Nowadays you cannot mention the name Khrennikov without having his music condemned as contemptible. The issue is rarely that of the music but a reflection on his conduct as leader of the Soviet Union of Composers. Our favoured artists must, on this basis, be saints and heroes. The fact is that they are fallible and as prone to outrageous, disgraceful and despicable behaviour as the next man or woman. Well, whatever the truth about Khrennikov's conduct over an extraordinary period of 43 years ending in 1991 on the shattering of the USSR, we can now hear his symphonies on this disc and the piano concertos on a Relief CD.
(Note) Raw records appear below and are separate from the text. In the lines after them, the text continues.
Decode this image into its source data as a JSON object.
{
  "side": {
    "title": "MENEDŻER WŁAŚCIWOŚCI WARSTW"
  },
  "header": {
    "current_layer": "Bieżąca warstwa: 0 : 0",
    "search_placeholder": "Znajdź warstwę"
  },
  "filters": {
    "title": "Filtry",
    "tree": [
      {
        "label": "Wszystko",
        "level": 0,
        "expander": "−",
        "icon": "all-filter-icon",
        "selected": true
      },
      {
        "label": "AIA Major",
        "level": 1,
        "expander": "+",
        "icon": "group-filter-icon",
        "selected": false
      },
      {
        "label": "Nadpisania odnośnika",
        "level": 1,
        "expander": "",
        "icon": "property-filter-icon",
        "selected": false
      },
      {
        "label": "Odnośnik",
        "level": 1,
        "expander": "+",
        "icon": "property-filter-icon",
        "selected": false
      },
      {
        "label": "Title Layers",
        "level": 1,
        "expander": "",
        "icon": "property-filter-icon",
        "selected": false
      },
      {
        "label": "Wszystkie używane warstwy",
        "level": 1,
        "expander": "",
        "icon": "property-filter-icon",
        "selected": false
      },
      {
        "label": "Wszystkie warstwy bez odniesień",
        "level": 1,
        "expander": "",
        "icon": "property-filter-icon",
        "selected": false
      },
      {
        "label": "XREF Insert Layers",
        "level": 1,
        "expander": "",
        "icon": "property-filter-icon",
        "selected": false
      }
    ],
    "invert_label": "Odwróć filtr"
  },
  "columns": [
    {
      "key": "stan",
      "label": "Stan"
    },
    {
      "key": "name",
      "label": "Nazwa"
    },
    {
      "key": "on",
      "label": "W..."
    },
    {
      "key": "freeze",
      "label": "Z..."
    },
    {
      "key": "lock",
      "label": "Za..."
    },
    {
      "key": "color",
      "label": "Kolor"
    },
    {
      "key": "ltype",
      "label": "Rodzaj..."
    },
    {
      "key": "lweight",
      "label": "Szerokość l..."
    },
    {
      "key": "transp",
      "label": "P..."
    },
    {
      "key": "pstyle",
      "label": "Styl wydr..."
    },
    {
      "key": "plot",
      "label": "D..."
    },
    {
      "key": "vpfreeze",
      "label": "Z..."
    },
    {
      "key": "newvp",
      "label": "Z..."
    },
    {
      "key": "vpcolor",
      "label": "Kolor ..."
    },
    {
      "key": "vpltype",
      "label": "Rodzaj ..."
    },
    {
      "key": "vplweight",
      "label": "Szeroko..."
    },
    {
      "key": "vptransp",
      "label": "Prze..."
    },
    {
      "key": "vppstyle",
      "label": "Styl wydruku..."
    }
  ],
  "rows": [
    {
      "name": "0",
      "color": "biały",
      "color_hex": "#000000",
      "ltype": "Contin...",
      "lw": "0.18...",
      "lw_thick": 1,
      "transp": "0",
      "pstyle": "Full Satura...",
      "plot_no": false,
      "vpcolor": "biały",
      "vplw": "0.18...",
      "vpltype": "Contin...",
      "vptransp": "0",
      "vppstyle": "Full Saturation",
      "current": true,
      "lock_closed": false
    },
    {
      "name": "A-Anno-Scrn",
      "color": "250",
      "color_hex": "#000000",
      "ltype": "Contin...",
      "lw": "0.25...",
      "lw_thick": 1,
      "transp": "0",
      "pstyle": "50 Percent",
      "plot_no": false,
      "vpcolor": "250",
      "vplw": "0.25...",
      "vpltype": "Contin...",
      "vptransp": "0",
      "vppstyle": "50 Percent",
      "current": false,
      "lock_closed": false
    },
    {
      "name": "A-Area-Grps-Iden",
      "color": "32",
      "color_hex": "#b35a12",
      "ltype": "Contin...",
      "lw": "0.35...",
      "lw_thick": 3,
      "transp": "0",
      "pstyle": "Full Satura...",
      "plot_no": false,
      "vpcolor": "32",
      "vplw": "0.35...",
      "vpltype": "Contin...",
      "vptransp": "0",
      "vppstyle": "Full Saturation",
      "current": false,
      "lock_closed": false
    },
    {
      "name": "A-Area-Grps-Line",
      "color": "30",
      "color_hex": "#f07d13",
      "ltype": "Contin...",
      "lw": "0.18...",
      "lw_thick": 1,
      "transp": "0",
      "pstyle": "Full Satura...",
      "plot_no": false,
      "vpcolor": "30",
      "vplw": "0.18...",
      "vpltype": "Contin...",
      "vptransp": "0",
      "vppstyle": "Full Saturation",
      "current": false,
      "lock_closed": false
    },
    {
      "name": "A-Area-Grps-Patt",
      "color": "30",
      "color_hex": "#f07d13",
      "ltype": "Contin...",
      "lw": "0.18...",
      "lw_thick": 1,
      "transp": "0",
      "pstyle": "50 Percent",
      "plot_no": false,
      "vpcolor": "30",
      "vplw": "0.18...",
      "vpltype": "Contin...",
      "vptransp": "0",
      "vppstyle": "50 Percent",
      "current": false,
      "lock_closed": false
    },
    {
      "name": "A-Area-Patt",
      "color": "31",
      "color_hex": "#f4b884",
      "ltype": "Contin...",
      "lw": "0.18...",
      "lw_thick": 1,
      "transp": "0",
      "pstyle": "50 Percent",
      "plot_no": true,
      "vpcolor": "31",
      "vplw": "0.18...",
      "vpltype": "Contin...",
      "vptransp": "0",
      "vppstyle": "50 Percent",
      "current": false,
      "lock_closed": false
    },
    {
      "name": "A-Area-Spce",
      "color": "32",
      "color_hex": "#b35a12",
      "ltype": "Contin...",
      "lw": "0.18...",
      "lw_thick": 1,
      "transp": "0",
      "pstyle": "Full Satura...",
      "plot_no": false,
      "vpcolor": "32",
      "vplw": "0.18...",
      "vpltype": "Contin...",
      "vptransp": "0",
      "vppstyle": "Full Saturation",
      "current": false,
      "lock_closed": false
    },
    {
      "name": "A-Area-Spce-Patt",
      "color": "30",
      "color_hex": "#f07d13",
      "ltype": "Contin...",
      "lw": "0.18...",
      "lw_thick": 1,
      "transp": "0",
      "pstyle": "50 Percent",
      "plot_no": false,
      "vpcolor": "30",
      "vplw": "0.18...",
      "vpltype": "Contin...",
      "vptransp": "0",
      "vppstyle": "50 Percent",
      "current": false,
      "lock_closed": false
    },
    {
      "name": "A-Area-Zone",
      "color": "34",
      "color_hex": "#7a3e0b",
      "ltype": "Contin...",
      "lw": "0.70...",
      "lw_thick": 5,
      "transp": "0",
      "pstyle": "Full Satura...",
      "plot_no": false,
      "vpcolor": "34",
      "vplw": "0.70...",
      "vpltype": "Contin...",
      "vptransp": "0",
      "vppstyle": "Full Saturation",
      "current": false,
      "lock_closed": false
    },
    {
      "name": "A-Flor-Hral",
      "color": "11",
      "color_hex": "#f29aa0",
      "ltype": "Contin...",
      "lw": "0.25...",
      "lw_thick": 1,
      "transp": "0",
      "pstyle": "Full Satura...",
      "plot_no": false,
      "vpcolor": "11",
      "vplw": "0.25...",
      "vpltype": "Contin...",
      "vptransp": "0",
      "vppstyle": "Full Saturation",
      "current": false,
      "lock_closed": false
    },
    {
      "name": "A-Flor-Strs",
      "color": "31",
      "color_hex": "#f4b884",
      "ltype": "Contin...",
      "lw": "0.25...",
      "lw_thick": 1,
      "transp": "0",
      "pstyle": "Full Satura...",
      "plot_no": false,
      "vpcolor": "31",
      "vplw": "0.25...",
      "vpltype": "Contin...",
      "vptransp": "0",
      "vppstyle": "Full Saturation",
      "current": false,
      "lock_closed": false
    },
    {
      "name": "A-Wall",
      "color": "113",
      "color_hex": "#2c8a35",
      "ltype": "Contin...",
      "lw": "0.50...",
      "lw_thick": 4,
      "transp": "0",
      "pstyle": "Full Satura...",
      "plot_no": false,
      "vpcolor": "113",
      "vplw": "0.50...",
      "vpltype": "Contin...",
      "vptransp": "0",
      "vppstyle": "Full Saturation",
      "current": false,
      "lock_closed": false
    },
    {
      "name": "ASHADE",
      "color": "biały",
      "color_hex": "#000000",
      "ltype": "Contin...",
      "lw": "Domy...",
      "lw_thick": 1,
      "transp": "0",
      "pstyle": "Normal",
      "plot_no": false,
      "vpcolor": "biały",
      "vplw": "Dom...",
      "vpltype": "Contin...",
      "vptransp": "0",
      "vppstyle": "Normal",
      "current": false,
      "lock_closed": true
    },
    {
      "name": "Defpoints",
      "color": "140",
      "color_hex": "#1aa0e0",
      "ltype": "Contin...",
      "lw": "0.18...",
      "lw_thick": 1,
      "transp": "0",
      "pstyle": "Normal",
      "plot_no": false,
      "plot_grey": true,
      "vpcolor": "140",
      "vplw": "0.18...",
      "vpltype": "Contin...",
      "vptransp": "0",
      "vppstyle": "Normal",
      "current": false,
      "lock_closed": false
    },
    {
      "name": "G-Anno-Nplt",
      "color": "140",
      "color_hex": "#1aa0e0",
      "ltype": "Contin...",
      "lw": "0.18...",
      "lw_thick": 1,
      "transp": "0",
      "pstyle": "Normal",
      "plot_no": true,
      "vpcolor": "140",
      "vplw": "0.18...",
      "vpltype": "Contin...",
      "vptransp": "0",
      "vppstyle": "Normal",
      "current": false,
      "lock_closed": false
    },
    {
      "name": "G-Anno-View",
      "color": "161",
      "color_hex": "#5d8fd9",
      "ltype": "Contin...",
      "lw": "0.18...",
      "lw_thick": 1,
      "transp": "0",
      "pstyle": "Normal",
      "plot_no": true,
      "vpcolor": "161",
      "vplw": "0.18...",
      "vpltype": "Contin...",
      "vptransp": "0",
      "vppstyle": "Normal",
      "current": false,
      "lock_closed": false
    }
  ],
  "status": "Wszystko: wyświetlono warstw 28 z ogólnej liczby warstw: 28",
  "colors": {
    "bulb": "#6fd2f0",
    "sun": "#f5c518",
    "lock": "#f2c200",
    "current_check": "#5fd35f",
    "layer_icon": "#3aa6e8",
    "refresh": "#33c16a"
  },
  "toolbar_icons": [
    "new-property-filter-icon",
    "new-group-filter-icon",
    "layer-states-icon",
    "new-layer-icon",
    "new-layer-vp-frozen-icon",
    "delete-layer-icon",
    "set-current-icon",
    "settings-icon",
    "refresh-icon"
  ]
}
The First Symphony is Khrennikov's graduation exercise from the Moscow Conservatoire. It combines the engaging and cheery playfulness of Prokofiev with the arching heroic songful writing of Miaskovsky. The central movement uses a rising and dipping theme for strings and memorably describes a curve typical of Miaskovsky and of Khrennikov's teacher, Vissarion Shebalin. A distinctive arctic heroism soaks the serious melody that rises in the finale. It's just a shame that he shied away from closing the work with that noble theme feeling it necessary to return to the knockabout wheeziness with which the movement begins. It is similar, in that respect, to the vigorous movements in Shostakovich 6 and 9.
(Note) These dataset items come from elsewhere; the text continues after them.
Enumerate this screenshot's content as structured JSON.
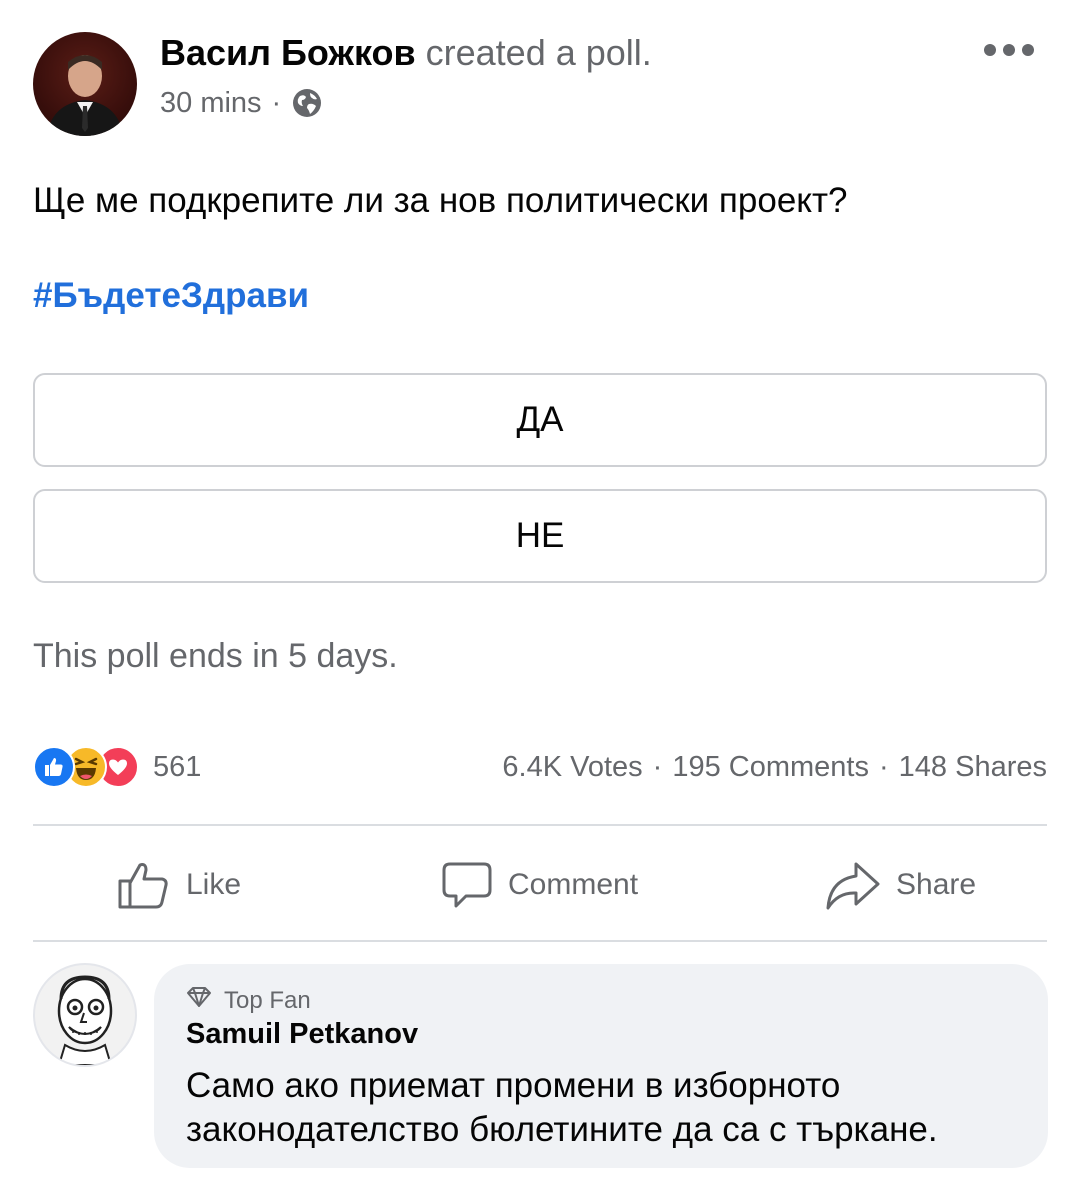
{
  "post": {
    "author_name": "Васил Божков",
    "action_text": "created a poll.",
    "time": "30 mins",
    "meta_separator": "·",
    "audience_icon": "globe-icon",
    "more_icon": "more-horizontal-icon",
    "question": "Ще ме подкрепите ли за нов политически проект?",
    "hashtag": "#БъдетеЗдрави"
  },
  "poll": {
    "options": [
      "ДА",
      "НЕ"
    ],
    "ends_text": "This poll ends in 5 days."
  },
  "engagement": {
    "reaction_icons": [
      "like-reaction-icon",
      "haha-reaction-icon",
      "love-reaction-icon"
    ],
    "reaction_count": "561",
    "votes": "6.4K Votes",
    "comments": "195 Comments",
    "shares": "148 Shares",
    "separator": "·"
  },
  "actions": {
    "like_label": "Like",
    "comment_label": "Comment",
    "share_label": "Share"
  },
  "comment": {
    "badge_icon": "diamond-icon",
    "badge": "Top Fan",
    "author": "Samuil Petkanov",
    "text": "Само ако приемат промени в изборното законодателство бюлетините да са с търкане."
  },
  "colors": {
    "link_blue": "#216fdb",
    "secondary_text": "#65676b",
    "like_blue": "#1877f2",
    "haha_yellow": "#f7b928",
    "love_red": "#f33e58",
    "bubble_bg": "#f0f2f5"
  }
}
The wartime Second Symphony has the heroically whooping energy we expect from a work of those times. It gallops away, sustaining its tension and adrenaline-soaked hortatory tone. Its cavalry charge power in the first movement can be likened to similar moments in Miaskovsky's Symphonies 22, 24 and 25. The brass make a gloriously ripe sound - tragic and heroic at the same time. As the first movement closes I became sure that Khrennikov's frame of reference must have included Tchaikovsky's Pathétique. The nostalgia-soaked autumnal scene of 7.10 is similar to Miaskovsky. This precedes a final convulsive 'charge' with heaven-scouring brass. The second movement is plangently thoughtful and is led off by a reflective clarinet solo. There is no bitterness more a case of a leisurely resigned tiredness rising to Tchaikovskian nobility a la Pathétique again (tr. 5 5:03). The thrusting and capering clarinet and bassoon initiate the third movement and their playfulness contrasts with a long melody typical of early Scriabin. The movement ends in riotous fury and a retching profound braying from the brass. The finale has rasping and rolling brass but lacks the Odysseyan sense of homecoming. It has grandeur aplenty but is a notch or two slacker than the first two movements. I fear it all finishes too early but it is still good fun and the trembling blaze at the end is well worth hearing.
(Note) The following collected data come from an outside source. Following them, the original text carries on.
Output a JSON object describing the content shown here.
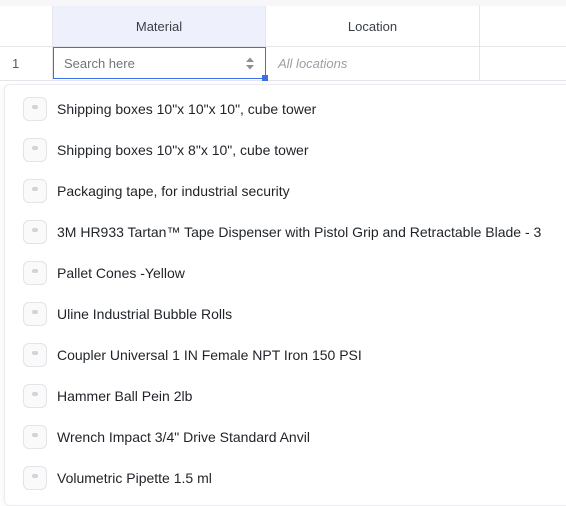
{
  "grid": {
    "columns": {
      "material": "Material",
      "location": "Location"
    },
    "row": {
      "number": "1",
      "location_placeholder": "All locations"
    }
  },
  "search": {
    "placeholder": "Search here",
    "value": ""
  },
  "icons": {
    "sort": "sort-updown-icon",
    "item": "product-thumbnail-icon"
  },
  "accent_color": "#3d6ee8",
  "dropdown": {
    "options": [
      {
        "label": "Shipping boxes 10\"x 10\"x 10\", cube tower"
      },
      {
        "label": "Shipping boxes 10\"x 8\"x 10\", cube tower"
      },
      {
        "label": "Packaging tape, for industrial security"
      },
      {
        "label": "3M HR933 Tartan™ Tape Dispenser with Pistol Grip and Retractable Blade - 3"
      },
      {
        "label": "Pallet Cones -Yellow"
      },
      {
        "label": "Uline Industrial Bubble Rolls"
      },
      {
        "label": "Coupler Universal 1 IN Female NPT Iron 150 PSI"
      },
      {
        "label": "Hammer Ball Pein 2lb"
      },
      {
        "label": "Wrench Impact 3/4\" Drive Standard Anvil"
      },
      {
        "label": "Volumetric Pipette 1.5 ml"
      }
    ]
  }
}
The Third Symphony is the most Shostakovich-like of the three. The first movement is relentlessly active racing away with Prokofievian humour mixed in; circus knockabout. The second movement has a high, sleek and quiet romantic theme for stratospheric violins like a hybrid of the dreamy focus-slither of Silvbestrov’s Fifth Symphony and of the Grand Adagio from Khachaturian's Spartacus. The acrid chronometer 'tick' at the end of the third movement recalls the Shostakovich Fifteenth Symphony. The finale is effective after some vapid gestures. The high strings swoon fit to burst and very high in the register. They make connections back to the ultra-high passages in the second movement. This Himalaya-mystery sounds extremely filmic - part Steiner, part Jarre, part Silvestrov.

All three symphonies are fastidiously and tellingly orchestrated. Khrennikov had a long and no doubt bruising apprenticeship in the Soviet film industry. However the orchestrational skills it imbued served him well.

The playing is outstanding with the USSR Symphony Orchestra at the peak of their dizzyingly virtuosic powers under Svetlanov's inspirational conducting. The 1970s Russian brass are regally commanding complete with unabashed vibrato.

Khrennikov has had a knee-jerk drubbing in many quarters. His music, however, has its bright-eyed virtues. Some of it is sub-Shostakovich but much of it has a noble bearing and is impressively laid out. The First Symphony is excellent as are the first two movements of the Second and much of the Third. Give it a try.